Figure 13b shows one scene during an experiment.
4.4. Evaluation Results
A total of 22 participants in their twenties were recruited in this evaluation experiment. The number of females was 10, the number of males was 12 and the average age was 22.1 years old. They were all undergraduate or graduate students in the University of Tsukuba, Japan, and some were international students.
The standard deviations of the results of the impression evaluation using the Godspeed Questionnaire are shown in
Figure 14, and the results of t-tests are shown in
Table 6. Although all the averages under conditions where the robot called participants by their names were higher than those under conditions wherein it called them by the pronoun “you”, there was a significant difference in only the likeability. It can be said that the robot could give a better impression to a person by calling her/him by her/his name during conversation.
4.5. Discussion
We could confirm the basic validity and effectiveness of the name calling function using our proposed face memorization system through the experiments with research participants.
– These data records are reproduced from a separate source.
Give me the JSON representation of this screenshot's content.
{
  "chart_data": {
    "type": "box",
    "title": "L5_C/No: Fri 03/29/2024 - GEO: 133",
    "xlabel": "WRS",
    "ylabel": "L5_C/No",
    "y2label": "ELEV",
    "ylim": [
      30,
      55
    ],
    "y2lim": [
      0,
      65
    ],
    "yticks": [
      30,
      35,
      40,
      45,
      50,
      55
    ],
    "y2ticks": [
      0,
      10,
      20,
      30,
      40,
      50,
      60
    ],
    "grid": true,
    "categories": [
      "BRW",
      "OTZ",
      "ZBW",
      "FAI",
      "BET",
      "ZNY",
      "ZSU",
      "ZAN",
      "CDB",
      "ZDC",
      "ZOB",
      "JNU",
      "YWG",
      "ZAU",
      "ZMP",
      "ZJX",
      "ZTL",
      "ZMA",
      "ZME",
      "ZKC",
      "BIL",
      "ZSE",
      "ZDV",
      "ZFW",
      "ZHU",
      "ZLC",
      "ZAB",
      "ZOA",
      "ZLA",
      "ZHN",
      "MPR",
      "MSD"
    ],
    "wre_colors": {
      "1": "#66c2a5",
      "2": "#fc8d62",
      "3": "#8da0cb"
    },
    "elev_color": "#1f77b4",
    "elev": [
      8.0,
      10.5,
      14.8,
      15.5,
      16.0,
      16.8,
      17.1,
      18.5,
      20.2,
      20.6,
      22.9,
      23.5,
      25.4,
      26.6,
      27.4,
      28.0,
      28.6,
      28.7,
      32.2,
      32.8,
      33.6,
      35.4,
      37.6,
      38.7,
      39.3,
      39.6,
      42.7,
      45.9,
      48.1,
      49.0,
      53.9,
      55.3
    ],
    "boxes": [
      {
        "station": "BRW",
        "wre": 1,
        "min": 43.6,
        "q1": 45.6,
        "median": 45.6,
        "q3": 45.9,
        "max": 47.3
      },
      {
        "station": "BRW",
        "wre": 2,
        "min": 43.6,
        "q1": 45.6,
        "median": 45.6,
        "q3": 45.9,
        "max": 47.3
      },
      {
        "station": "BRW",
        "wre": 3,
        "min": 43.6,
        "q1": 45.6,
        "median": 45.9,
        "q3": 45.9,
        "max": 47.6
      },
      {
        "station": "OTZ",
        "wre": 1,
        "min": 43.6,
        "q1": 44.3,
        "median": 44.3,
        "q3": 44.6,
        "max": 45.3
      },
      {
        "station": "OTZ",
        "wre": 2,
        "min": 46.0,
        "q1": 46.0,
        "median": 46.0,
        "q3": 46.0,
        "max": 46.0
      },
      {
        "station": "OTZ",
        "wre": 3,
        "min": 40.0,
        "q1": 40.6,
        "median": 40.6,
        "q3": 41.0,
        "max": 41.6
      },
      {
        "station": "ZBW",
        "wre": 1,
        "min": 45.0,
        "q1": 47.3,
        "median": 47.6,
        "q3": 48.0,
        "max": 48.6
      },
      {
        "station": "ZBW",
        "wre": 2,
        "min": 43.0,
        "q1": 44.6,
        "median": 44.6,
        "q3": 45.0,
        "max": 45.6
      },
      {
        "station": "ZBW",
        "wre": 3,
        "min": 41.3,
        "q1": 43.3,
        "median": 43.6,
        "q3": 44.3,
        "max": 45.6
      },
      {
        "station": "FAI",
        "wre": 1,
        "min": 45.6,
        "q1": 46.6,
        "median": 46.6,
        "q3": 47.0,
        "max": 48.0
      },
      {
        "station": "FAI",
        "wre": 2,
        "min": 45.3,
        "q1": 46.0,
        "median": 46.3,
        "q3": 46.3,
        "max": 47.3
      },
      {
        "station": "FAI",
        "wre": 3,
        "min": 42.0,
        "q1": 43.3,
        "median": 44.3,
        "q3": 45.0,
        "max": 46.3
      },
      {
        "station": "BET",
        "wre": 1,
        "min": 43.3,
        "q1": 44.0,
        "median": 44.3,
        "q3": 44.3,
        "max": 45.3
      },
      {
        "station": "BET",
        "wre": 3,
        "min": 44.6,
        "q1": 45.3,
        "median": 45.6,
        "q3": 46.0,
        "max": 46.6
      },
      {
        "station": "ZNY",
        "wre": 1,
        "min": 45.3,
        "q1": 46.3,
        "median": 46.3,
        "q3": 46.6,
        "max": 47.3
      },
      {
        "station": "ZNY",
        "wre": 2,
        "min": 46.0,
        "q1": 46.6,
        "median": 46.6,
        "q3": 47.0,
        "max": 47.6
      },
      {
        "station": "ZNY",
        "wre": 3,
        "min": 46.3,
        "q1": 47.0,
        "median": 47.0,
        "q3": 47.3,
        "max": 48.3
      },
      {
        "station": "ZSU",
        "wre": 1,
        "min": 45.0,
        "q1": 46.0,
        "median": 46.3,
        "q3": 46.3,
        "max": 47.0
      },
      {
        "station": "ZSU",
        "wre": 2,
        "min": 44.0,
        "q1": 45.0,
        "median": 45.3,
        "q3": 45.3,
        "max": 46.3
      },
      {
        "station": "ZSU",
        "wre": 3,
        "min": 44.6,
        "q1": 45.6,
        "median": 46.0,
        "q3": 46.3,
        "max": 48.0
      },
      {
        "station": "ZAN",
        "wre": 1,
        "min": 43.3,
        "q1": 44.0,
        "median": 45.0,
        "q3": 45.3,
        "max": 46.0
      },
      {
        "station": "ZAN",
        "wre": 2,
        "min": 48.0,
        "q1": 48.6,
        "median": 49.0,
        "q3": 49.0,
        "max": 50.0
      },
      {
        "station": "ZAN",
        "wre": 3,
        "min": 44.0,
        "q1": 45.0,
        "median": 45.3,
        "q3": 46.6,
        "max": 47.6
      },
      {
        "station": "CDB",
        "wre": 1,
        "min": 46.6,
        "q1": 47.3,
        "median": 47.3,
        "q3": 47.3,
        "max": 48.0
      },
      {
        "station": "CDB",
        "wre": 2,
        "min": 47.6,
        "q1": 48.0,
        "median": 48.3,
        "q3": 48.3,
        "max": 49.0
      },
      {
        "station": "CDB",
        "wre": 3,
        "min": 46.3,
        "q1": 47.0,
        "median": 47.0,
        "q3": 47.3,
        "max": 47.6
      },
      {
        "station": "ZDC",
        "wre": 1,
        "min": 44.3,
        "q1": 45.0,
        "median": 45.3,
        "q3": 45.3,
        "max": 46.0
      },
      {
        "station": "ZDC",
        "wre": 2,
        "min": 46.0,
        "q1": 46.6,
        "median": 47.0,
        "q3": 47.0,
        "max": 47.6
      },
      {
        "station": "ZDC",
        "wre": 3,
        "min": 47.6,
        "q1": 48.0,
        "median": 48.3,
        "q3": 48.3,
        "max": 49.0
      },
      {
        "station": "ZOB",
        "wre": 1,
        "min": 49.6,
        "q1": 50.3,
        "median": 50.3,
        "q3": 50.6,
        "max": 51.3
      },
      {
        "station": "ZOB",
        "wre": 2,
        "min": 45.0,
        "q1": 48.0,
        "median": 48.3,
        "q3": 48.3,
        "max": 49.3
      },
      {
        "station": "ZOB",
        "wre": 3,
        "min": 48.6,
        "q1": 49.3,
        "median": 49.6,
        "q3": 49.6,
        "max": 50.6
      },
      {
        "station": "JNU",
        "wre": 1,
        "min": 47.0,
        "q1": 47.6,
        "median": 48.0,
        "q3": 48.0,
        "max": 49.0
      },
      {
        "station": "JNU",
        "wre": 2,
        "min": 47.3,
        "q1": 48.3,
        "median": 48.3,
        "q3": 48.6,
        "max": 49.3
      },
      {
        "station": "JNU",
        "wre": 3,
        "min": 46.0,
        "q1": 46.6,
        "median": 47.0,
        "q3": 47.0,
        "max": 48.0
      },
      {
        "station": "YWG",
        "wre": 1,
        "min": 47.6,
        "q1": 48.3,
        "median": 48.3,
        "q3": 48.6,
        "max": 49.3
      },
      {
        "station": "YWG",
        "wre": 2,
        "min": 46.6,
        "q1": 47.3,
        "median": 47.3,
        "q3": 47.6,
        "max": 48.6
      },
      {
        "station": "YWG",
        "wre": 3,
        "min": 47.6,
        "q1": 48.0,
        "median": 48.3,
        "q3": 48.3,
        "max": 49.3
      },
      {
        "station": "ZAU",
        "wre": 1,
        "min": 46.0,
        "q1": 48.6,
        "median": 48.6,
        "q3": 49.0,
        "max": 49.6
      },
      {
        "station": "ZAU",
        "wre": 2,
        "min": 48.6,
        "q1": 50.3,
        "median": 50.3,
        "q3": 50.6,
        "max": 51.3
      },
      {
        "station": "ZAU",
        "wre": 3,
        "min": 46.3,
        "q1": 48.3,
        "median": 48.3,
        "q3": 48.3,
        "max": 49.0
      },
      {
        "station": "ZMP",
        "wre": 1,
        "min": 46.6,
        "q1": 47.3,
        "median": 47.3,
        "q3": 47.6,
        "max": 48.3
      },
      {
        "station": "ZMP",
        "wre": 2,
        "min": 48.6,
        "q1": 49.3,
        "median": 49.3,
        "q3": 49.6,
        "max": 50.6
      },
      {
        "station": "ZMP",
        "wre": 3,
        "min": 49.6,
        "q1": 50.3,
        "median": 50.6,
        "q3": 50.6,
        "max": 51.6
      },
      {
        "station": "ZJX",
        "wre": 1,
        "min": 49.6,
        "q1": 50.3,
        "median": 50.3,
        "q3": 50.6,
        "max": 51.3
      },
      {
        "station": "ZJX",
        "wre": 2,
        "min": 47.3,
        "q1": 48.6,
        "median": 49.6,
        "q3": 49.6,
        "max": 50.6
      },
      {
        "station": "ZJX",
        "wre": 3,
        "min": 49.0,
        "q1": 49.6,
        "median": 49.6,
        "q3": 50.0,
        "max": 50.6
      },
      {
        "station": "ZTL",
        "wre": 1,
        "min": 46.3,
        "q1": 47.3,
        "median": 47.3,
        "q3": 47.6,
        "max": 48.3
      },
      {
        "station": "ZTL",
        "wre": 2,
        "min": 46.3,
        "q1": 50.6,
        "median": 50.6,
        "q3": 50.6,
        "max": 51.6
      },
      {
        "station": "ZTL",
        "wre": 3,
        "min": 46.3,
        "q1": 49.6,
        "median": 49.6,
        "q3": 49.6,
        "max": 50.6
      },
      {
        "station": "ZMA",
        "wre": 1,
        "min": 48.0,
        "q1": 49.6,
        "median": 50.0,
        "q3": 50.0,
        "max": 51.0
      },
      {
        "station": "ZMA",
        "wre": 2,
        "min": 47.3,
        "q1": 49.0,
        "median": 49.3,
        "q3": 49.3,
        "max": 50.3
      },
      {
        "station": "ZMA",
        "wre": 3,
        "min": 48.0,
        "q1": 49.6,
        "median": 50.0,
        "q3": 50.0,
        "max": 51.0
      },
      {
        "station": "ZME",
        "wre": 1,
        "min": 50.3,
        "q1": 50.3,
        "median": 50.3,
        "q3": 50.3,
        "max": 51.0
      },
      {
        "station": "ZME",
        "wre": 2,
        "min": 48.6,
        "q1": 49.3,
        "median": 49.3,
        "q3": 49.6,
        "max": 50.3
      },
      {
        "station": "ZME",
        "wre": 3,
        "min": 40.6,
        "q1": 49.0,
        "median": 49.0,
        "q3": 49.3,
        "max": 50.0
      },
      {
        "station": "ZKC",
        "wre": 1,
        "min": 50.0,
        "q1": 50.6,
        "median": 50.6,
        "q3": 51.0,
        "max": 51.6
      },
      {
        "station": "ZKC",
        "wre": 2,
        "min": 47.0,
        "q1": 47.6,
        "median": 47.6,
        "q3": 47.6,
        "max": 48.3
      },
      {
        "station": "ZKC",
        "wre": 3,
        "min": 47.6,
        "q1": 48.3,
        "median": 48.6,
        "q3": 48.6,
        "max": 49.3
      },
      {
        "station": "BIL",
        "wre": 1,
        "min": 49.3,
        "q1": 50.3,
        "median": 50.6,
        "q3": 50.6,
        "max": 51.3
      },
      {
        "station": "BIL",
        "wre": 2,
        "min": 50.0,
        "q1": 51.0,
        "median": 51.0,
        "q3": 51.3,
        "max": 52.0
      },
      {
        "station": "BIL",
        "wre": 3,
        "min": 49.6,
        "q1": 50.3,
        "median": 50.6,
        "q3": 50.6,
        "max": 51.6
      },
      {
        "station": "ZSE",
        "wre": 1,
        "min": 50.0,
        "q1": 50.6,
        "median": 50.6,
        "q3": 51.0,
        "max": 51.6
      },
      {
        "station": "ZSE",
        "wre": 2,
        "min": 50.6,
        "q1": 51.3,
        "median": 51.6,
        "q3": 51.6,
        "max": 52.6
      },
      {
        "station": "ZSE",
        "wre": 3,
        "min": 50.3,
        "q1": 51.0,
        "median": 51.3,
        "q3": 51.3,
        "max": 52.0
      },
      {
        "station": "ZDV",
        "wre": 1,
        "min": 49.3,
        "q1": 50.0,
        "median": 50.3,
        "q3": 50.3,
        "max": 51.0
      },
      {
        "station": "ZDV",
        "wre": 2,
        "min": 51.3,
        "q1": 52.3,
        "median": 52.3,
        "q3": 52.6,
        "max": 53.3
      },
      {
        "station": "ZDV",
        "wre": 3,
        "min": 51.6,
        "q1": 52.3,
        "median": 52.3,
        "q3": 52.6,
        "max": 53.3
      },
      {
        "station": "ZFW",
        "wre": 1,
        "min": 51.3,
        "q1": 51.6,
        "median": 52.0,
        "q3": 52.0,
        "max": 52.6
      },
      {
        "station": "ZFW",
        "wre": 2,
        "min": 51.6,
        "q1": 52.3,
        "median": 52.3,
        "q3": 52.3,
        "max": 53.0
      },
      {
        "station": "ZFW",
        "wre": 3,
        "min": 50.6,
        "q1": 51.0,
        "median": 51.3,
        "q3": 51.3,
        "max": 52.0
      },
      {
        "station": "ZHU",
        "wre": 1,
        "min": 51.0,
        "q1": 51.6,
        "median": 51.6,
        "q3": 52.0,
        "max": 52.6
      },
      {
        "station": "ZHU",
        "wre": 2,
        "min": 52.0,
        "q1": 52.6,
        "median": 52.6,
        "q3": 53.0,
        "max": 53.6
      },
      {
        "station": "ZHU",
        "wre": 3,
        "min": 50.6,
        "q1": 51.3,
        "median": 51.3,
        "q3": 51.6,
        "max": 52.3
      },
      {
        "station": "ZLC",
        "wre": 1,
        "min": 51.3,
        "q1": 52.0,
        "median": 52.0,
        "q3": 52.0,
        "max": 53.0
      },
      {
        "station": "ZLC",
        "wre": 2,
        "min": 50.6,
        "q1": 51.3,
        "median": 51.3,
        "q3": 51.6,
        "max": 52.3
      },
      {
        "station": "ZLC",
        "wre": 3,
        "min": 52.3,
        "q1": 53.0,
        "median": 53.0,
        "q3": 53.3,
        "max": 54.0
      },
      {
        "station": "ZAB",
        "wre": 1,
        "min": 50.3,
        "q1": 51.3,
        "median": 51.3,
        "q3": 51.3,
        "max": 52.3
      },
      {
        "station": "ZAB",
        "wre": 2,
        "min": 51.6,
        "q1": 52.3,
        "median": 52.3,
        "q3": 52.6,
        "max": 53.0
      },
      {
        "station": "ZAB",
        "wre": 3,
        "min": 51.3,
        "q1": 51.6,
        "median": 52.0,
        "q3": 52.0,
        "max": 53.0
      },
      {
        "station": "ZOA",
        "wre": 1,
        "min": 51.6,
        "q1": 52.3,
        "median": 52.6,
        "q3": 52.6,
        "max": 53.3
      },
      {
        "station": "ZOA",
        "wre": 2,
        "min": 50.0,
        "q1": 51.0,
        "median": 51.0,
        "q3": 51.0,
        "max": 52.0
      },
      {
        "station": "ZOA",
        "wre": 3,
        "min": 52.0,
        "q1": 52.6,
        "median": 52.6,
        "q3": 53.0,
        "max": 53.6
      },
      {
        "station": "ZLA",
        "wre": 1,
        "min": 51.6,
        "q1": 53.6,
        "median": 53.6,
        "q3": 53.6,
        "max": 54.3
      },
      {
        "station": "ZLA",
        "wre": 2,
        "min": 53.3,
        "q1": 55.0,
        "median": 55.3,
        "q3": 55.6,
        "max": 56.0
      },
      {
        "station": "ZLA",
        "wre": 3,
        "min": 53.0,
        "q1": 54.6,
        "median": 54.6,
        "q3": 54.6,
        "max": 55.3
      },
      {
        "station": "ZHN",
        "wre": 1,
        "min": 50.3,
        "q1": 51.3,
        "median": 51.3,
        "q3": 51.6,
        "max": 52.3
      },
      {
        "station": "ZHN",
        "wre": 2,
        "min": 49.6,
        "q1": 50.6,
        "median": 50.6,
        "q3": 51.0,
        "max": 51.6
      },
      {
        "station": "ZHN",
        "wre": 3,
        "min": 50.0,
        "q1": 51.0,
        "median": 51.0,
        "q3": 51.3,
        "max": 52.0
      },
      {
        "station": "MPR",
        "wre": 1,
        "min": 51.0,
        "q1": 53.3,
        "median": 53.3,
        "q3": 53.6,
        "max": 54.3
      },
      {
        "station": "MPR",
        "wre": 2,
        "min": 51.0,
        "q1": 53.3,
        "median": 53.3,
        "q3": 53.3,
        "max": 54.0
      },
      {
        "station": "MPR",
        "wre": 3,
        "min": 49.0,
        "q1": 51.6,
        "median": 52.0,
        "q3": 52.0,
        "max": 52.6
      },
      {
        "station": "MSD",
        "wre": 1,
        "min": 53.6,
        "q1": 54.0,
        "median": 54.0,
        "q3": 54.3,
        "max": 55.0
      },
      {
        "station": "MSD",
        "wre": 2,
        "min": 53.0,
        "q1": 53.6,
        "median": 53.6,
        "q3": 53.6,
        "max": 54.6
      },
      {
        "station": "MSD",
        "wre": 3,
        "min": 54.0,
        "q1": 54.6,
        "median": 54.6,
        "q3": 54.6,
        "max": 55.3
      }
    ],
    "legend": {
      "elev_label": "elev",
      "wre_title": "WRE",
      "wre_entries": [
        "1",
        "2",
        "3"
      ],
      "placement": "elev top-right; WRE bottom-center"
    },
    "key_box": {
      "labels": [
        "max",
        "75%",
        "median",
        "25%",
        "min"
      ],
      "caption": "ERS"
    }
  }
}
At the same time, the following facts were revealed from the interviews with the research participants or free descriptions in the questionnaire after the third meeting in the experiment.
- (1)
Some participants did not notice the difference between the second and third meeting with the robot.
- (2)
Some participants believed that the robot really had the ability to estimate the position of the joker based on human facial expressions. Since the robot could estimate correctly five out of six times, they had the impression that this robot’s ability was awesome.
- (3)
Since the way of the robot’s speaking using the text-to-speech software was polite and humble, some participants had good impressions of the robot.
- (4)
The two CG eyes of the robot shown in
Figure 9 sometimes blinked and the line of sight was changed. However, since the movements were not synchronized with the conversation, there were some research participants who answered the questionnaire by saying that “it was impersonal”.
Including these points, the weaknesses of this paper are shown below.
- (a)
Despite the simple experimental environment, the contents of the experiment and the behaviors and appearance of the robot might have some influence on the impression evaluation.
- (b)
The experiments were conducted based on the WOZ in order to avoid malfunctions in image processing and voice recognition.
- (c)
The number of persons whose faces were memorized by robots was still small.
Thus, in the future work, we believe that it is necessary to conduct more experiments under the following two types of environments. One is an experimental environment that is simple but less affected by the appearance of the robot and the tasks, and the other is a more realistic experimental environment for evaluating the usefulness of the entire system. In addition, since the progress of face detection and face classification is moving rapidly, it is necessary to always adopt the latest algorithm in order to improve the performance of the system.